Tinashe Makichi Harare Bureau
National Railways of Zimbabwe is struggling to attract investment from the private sector because it is not bankable which has seen it failing to stem its ballooning salary debt, a senior company official said.NRZ’s salary arrears have increased to about $55,8 million as the parastatal’s fortunes continue to take a knock due to a subdued market.
In June this year, NRZ owed its 6,000 workers about $36 million in outstanding salaries and back pay with workers going for six months without salaries while it is reported that half a billion dollars was needed to recapitalise the parastatal.
In an interview with our Harare Bureau yesterday NRZ acting general manager Lewis Mukwada said if NRZ is able to recover (with the necessary support of the international investors), it would be a vital national asset.
He said further investment, particularly from the private sector will remain an issue as NRZ is “not quite bankable.”
“Whenever we try to get loans the banks want collateral and they look at your assets and balance sheet so in terms of our assets generally we don’t have the ones that’re good enough to be used as collateral.
“The infrastructure that we have isn’t movable and on the locomotives some can be used but they belong to the state. This is the reason why as NRZ we normally rely on government guarantee instead of using our own assets,” said Mukwada.
He said “NRZ also owes employees and the Zimbabwe Revenue Authority some money therefore the balance sheet isn’t strong at the moment. So for somebody to give us a loan when we already owe other people such huge amounts of money becomes a challenge.”
Mukwada said currently they are working on the Development Bank of South Africa facility and the financial institution at least understands the current state of Government entities.
NRZ has received $460 million from the DBSA, which has been used primarily to support infrastructure and rolling stock.
NRZ is responsible for a national network of approximately 2,700- 3,000km, with its main line running for 1,500km.
Over the past 10 years, the organisation has received very little funding and has been able to undertake very few upgrade projects.
NRZ has a fleet of 168 locomotives, 70 of which are serviceable, although all are reaching the end of their life spans. The bulk of the fleet is over 30 years old and there has been a plan to do ‘stop gap’ rehabilitation of locomotives at approximately $750,000 per unit until finance is available to buy a new fleet.
NRZ has around 8,000 wagons, but only 50 percent of these are in working order. About 385,5km of rail track needs to be rehabilitated across the network.
Mukwada said the signaling and telecommunications network is in urgent need of repair and rehabilitation.
Currently NRZ is using a UHF system ‘just to get by’.
In the long term, NRZ has identified a number of new lines it would like to construct the majority of which need detailed feasibility studies.

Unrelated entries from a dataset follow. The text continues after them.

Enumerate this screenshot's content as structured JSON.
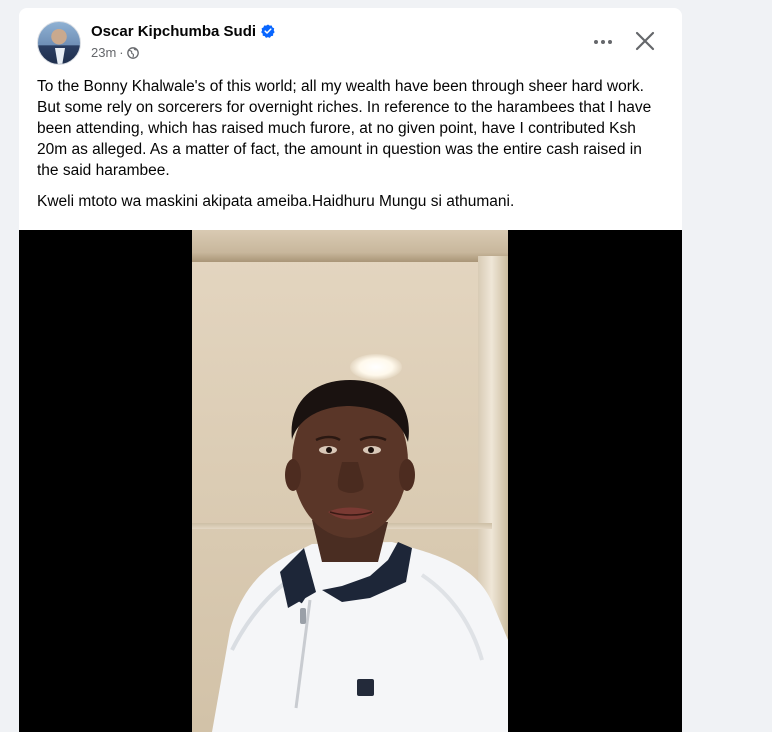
{
  "post": {
    "author": "Oscar Kipchumba Sudi",
    "verified": true,
    "time": "23m",
    "separator": "·",
    "audience_icon": "globe-icon",
    "paragraphs": [
      "To the Bonny Khalwale's of  this world; all my wealth have been through sheer hard work. But some rely on sorcerers for overnight riches. In reference to the harambees that I have been attending, which has raised much furore, at no given point, have I contributed Ksh 20m as alleged.  As a matter of fact, the amount in question was the entire cash raised in the said harambee.",
      "Kweli mtoto wa maskini akipata ameiba.Haidhuru Mungu si athumani."
    ]
  },
  "icons": {
    "more": "more-options-icon",
    "close": "close-icon",
    "verified": "verified-badge-icon"
  },
  "colors": {
    "background": "#f0f2f5",
    "card": "#ffffff",
    "text": "#050505",
    "secondary_text": "#65676b",
    "verified_blue": "#0866ff",
    "video_background": "#000000"
  }
}
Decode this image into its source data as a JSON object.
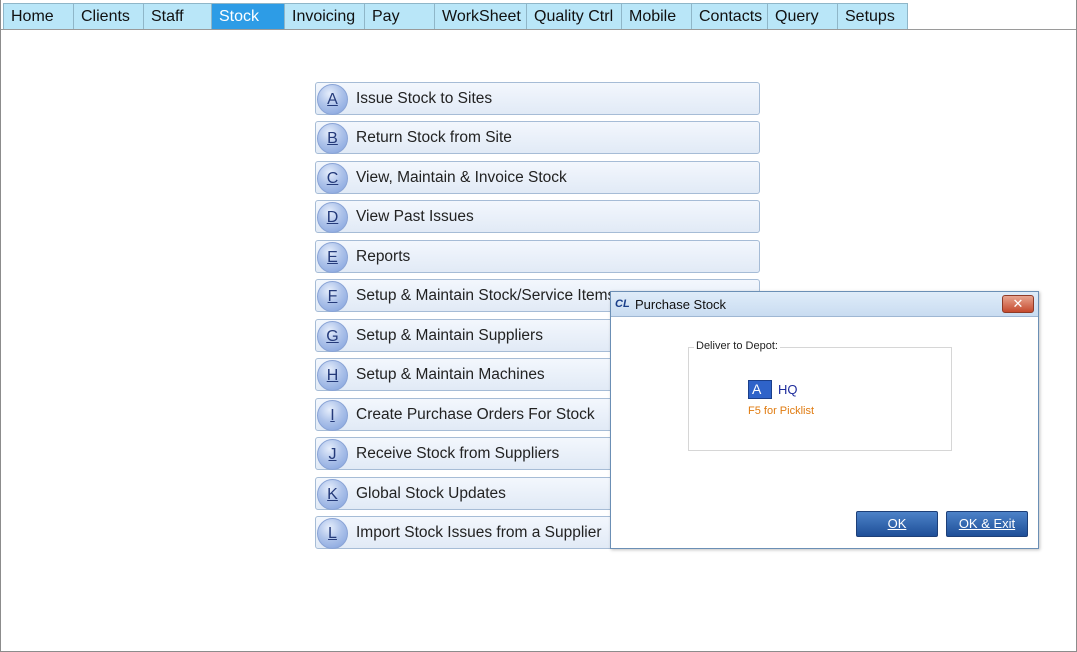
{
  "tabs": [
    {
      "label": "Home",
      "active": false
    },
    {
      "label": "Clients",
      "active": false
    },
    {
      "label": "Staff",
      "active": false
    },
    {
      "label": "Stock",
      "active": true
    },
    {
      "label": "Invoicing",
      "active": false
    },
    {
      "label": "Pay",
      "active": false
    },
    {
      "label": "WorkSheet",
      "active": false
    },
    {
      "label": "Quality Ctrl",
      "active": false
    },
    {
      "label": "Mobile",
      "active": false
    },
    {
      "label": "Contacts",
      "active": false
    },
    {
      "label": "Query",
      "active": false
    },
    {
      "label": "Setups",
      "active": false
    }
  ],
  "menu": [
    {
      "key": "A",
      "label": "Issue Stock to Sites"
    },
    {
      "key": "B",
      "label": "Return Stock from Site"
    },
    {
      "key": "C",
      "label": "View, Maintain & Invoice Stock"
    },
    {
      "key": "D",
      "label": "View Past Issues"
    },
    {
      "key": "E",
      "label": "Reports"
    },
    {
      "key": "F",
      "label": "Setup & Maintain Stock/Service Items"
    },
    {
      "key": "G",
      "label": "Setup & Maintain Suppliers"
    },
    {
      "key": "H",
      "label": "Setup & Maintain Machines"
    },
    {
      "key": "I",
      "label": "Create Purchase Orders For Stock"
    },
    {
      "key": "J",
      "label": "Receive Stock from Suppliers"
    },
    {
      "key": "K",
      "label": "Global Stock Updates"
    },
    {
      "key": "L",
      "label": "Import Stock Issues from a Supplier"
    }
  ],
  "dialog": {
    "icon_text": "CL",
    "title": "Purchase Stock",
    "close_label": "✕",
    "group_label": "Deliver to Depot:",
    "depot_code": "A",
    "depot_name": "HQ",
    "hint": "F5 for Picklist",
    "ok_label": "OK",
    "ok_exit_label": "OK & Exit"
  },
  "colors": {
    "tab_bg": "#b9e6f8",
    "tab_active_bg": "#2d9ce6",
    "button_bg": "#e8eff9",
    "dialog_button_bg": "#2a5fa8",
    "hint_color": "#e07b10"
  }
}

NRZ plans to undertake on a commuter rail service between Harare and Chitungwiza, a 1,067mm gauge, 26km double track line at an estimated cost of $440 million.
Lion’s Den to Kafue a line to provide shorter transport links between Mozambican and South African seaports is among the projects.
Harare/Bindura to Moatize (Mozambique) is also another project to be churned out to facilitate the transportation of granite from Mutoko and agricultural produce between Zimbabwe and Malawi via Mozambique.
Mukwada said NRZ’s system was designed to transport 80 million tonnes per annum but it is currently moving only six million tonnes due to depressed market, and its reduced capacity.